Madalena
Donatello's Madalena, Michelangelo's Pieta, Unknown Angel.
Just as I am now completely at ease with a daily nap around 3:00 I begin to count the days before I return to Minneapolis – it is less than a week now.
Yesterday we went to Il Mueseo del’Opera del Duomo (The Museum of the Duomo, essentially.) It is Lee’s favorite and one of mine, also. This museum has a few notables and I show them here. Other than the David and Michelangelo’s Slave sculptures, this one sculpture by Donatello from 1455 is the one that most impacted us emotionally. It is carved of wood, then was painted and gilded in places – most of that worn away now. It is of Mary Magdalene, the prostitute who befriended Jesus. She was said to be a voluptuous beautiful woman – living fully in the corporeal world; but after meeting Jesus, she had a change of heart and chose, instead, a life of spirit. After time alone in the wilderness with her hair as her only clothing (lady Godiva?) she returned, having forsaken her beauty and body for a new life. This is Donatello’s interpretation of Madalena after this transformation.

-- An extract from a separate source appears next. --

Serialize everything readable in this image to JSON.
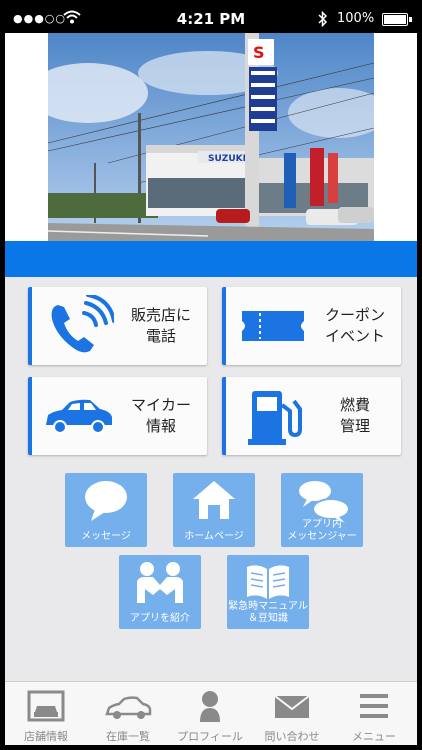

What to say? I have never seen such an expression of the liminal – that psychic no-man’s land – on a face. And the thing that strikes me most is how eerily modern the work is - few artists dug this deep into the psyches of their subject at this point in time. Affect tended to be flatter, less expressive. This seems like something only possible in the 20th Century. It isn’t “beautiful” like other Renaissance sculpture, but it is so bottomless in its feeling nature: it is as if someone has grabbed you by the throat and said, “Pay attention.”